Hello,
I’m trying to create a model to calculate a probability to do a goal in a soccer game. To do that, my data considering who the kicker is (player_id), who the goalkeeper is (glk_id), in which zone is the kicker (cat_zone), in what period of time is the shot (timeFrame), what is the current result of the player team (cat_res) and if the player team is home/away (localia).

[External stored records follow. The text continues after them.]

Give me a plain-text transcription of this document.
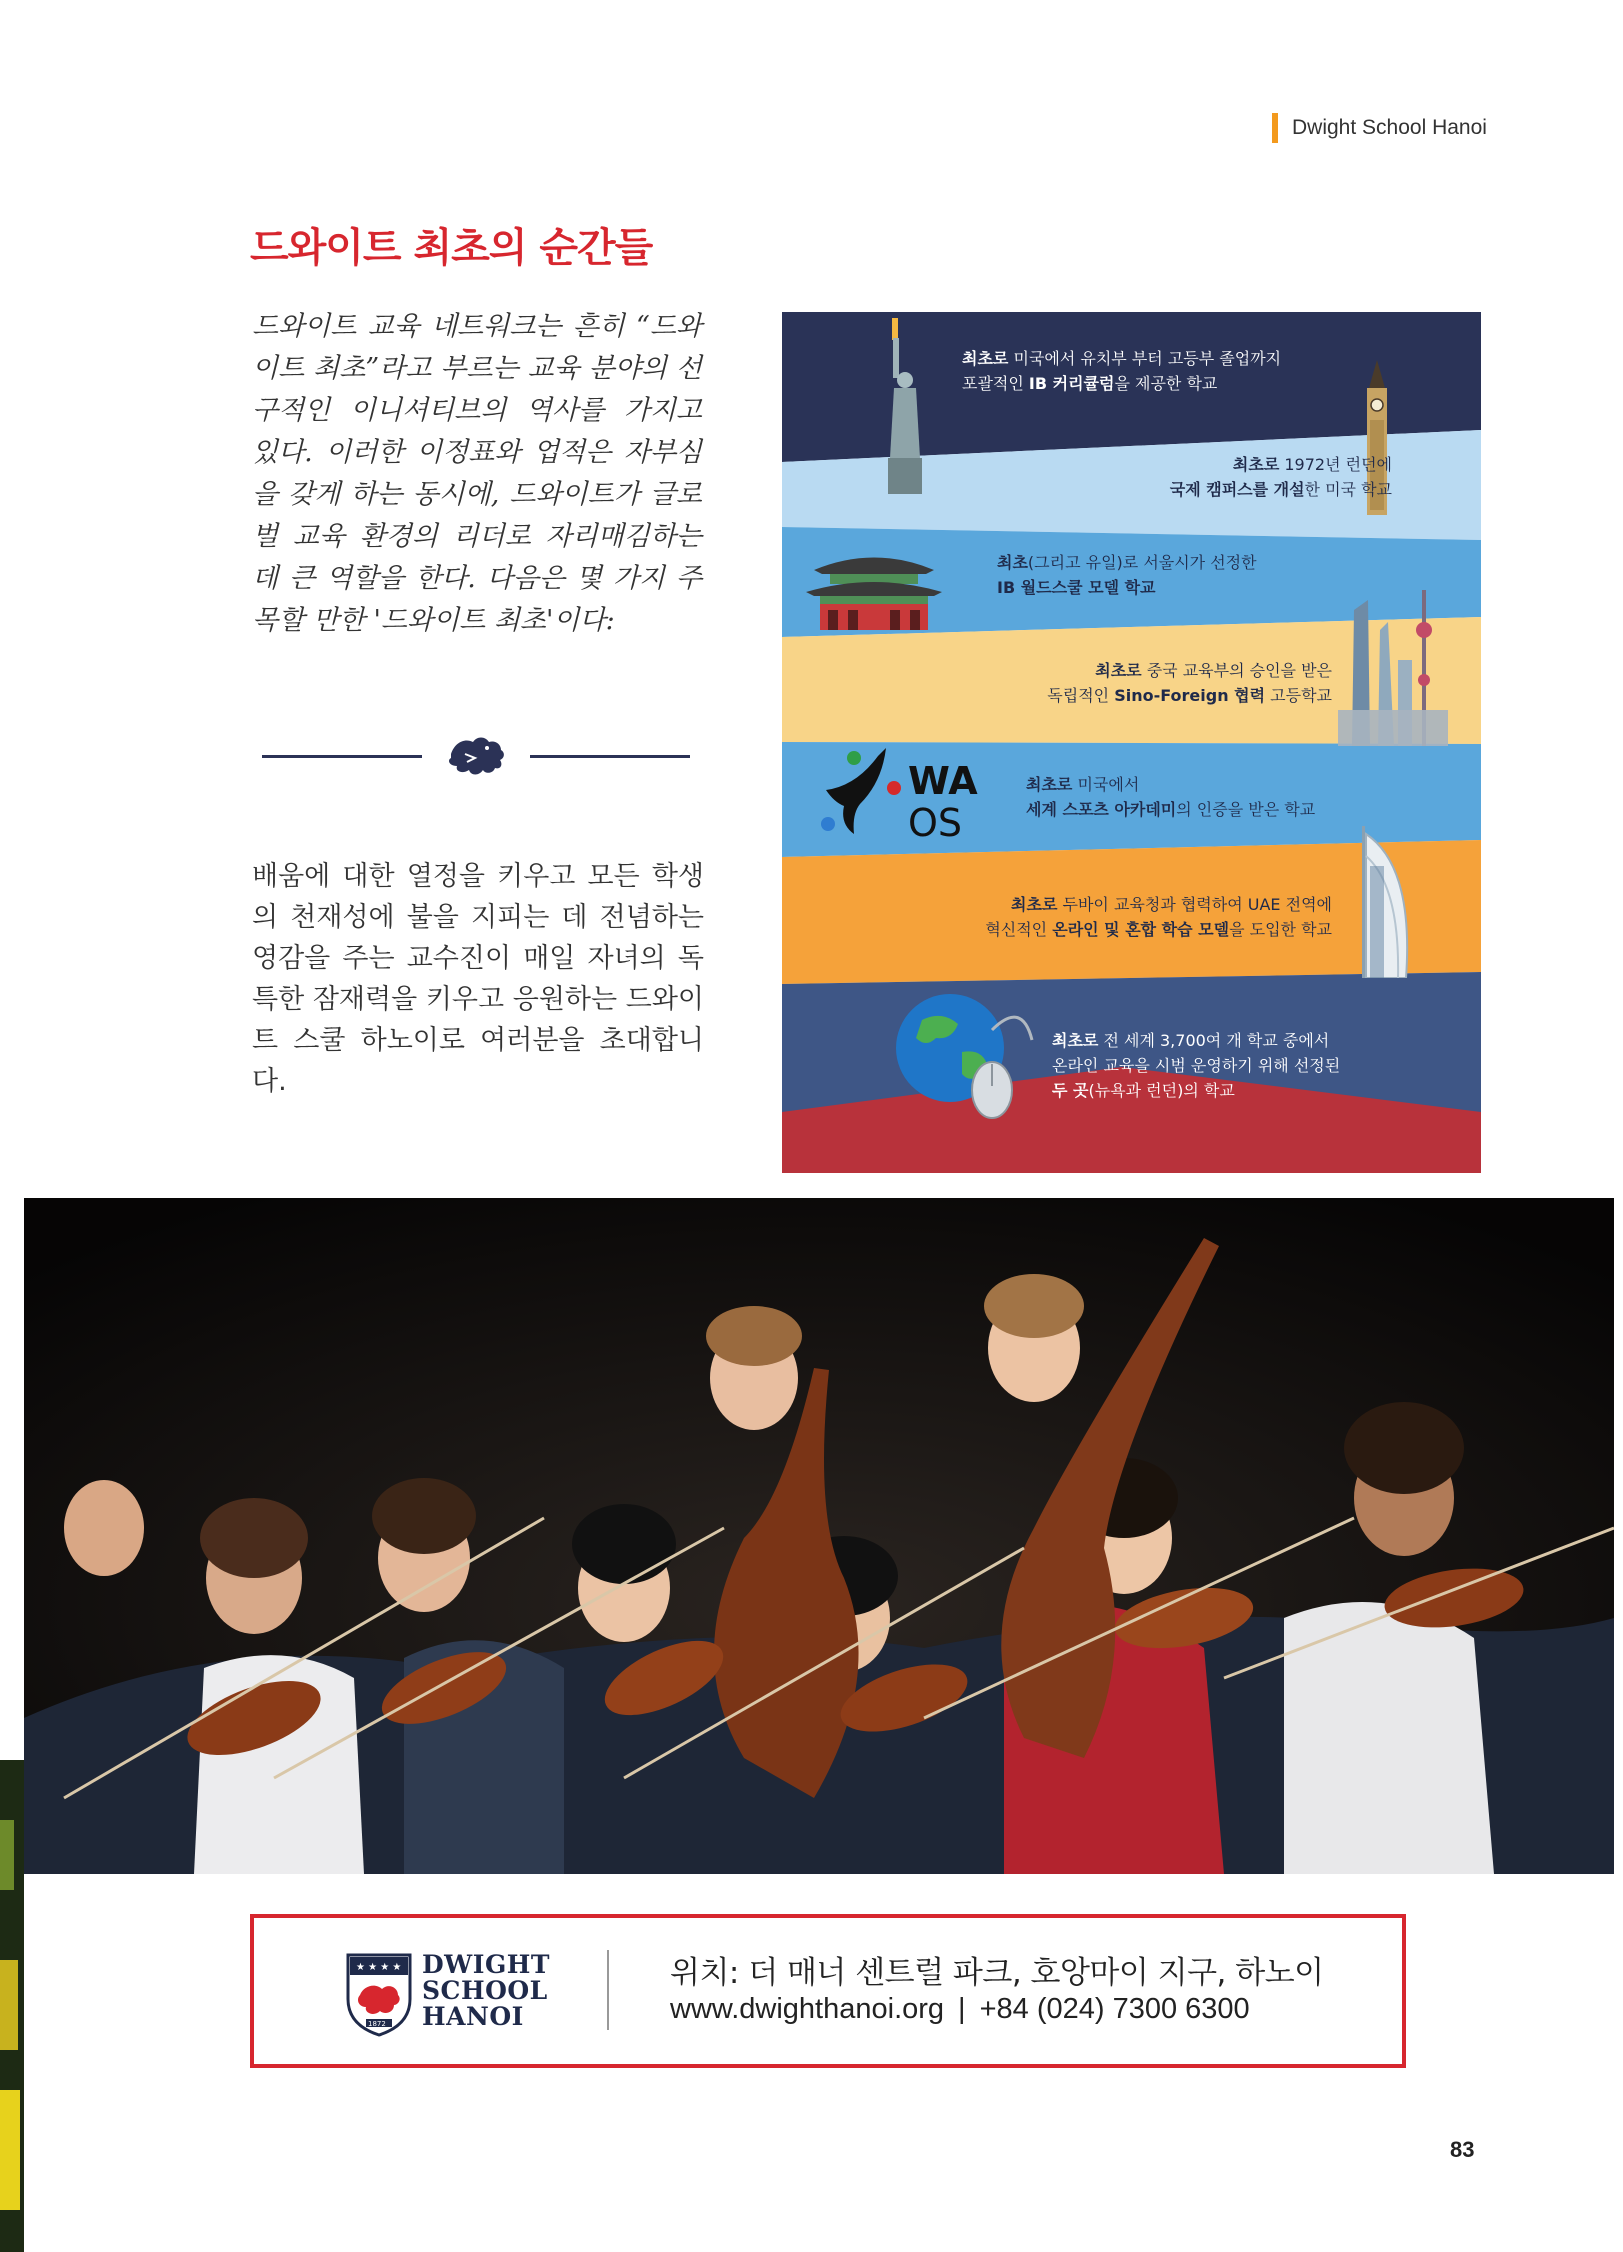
Dwight School Hanoi
드와이트 최초의 순간들
드와이트 교육 네트워크는 흔히 “드와이트 최초”라고 부르는 교육 분야의 선구적인 이니셔티브의 역사를 가지고 있다. 이러한 이정표와 업적은 자부심을 갖게 하는 동시에, 드와이트가 글로벌 교육 환경의 리더로 자리매김하는 데 큰 역할을 한다. 다음은 몇 가지 주목할 만한 '드와이트 최초'이다:
배움에 대한 열정을 키우고 모든 학생의 천재성에 불을 지피는 데 전념하는 영감을 주는 교수진이 매일 자녀의 독특한 잠재력을 키우고 응원하는 드와이트 스쿨 하노이로 여러분을 초대합니다.
WA
OS
최초로 미국에서 유치부 부터 고등부 졸업까지
포괄적인 IB 커리큘럼을 제공한 학교
최초로 1972년 런던에
국제 캠퍼스를 개설한 미국 학교
최초(그리고 유일)로 서울시가 선정한
IB 월드스쿨 모델 학교
최초로 중국 교육부의 승인을 받은
독립적인 Sino-Foreign 협력 고등학교
최초로 미국에서
세계 스포츠 아카데미의 인증을 받은 학교
최초로 두바이 교육청과 협력하여 UAE 전역에
혁신적인 온라인 및 혼합 학습 모델을 도입한 학교
최초로 전 세계 3,700여 개 학교 중에서
온라인 교육을 시범 운영하기 위해 선정된
두 곳(뉴욕과 런던)의 학교
★ ★ ★ ★
1872
DWIGHT
SCHOOL
HANOI
위치: 더 매너 센트럴 파크, 호앙마이 지구, 하노이
www.dwighthanoi.org | +84 (024) 7300 6300
83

I think the best option is using a bernoulli_logit.
The model is as follows:
goals_model = """
data {
int<lower=0> N; // number of observations 8451
int players; // number of players 426
int glk; // number of goalkeepers 38
int zones; // number of field zones 8
int time; // number of time frames 7
int res; // types of results (winning, losing, tying)
int loc; // localia
vector[N] player_id;
vector[N] glk_id;
vector[N] cat_zone;
vector[N] timeFrame;
vector[N] cat_res;
vector[N] localia;
int goal[N]; // dependent variable
}
parameters {
real alpha; // intercept
vector[players] beta_player; // coefficient associated with each player
vector[glk] beta_glk; // coefficient associated with each goalkeeper
vector[zones] beta_zones; // coefficient associated with each zone
vector[time] beta_time; // coefficient associated with each time frame
vector[res] beta_res; // coefficient associated with each result
vector[loc] beta_loc; // coefficient associated with each type of localia
real epsilon; //Uncertainty / unexplained variance
}
model {
// priors
alpha ~ normal(0,1);
beta_player ~ normal(0,1);
beta_glk ~ normal(0,1);
beta_zones ~ normal(0,1);
beta_time ~ normal(0,1);
beta_res ~ normal(0,1);
beta_loc ~ normal(0,1);
goal ~ bernoulli_logit(alpha + beta_player .* player_id + beta_glk .* glk_id +
beta_zones .* cat_zone + beta_time .* timeFrame + beta_res .* cat_res + beta_loc .* localia);
}
"""
Then, I ran the following code:
goal_reg = pystan.model.StanModel(model_code=goals_model, model_name=‘goal_reg’)
But, then when i try this:
lin_fit = goal_reg.sampling(data=datos,
iter=1000, chains=4,
warmup=500, n_jobs=-1,
seed=42)
I get this error:
" RuntimeError: Exception: elt_multiply: Rows of m1 (2) and rows of m2 (8451) must match in size (in ‘unknown file name’ at line 43)"
I would appreciate if someone could help me whit that. I’m doing my university final work.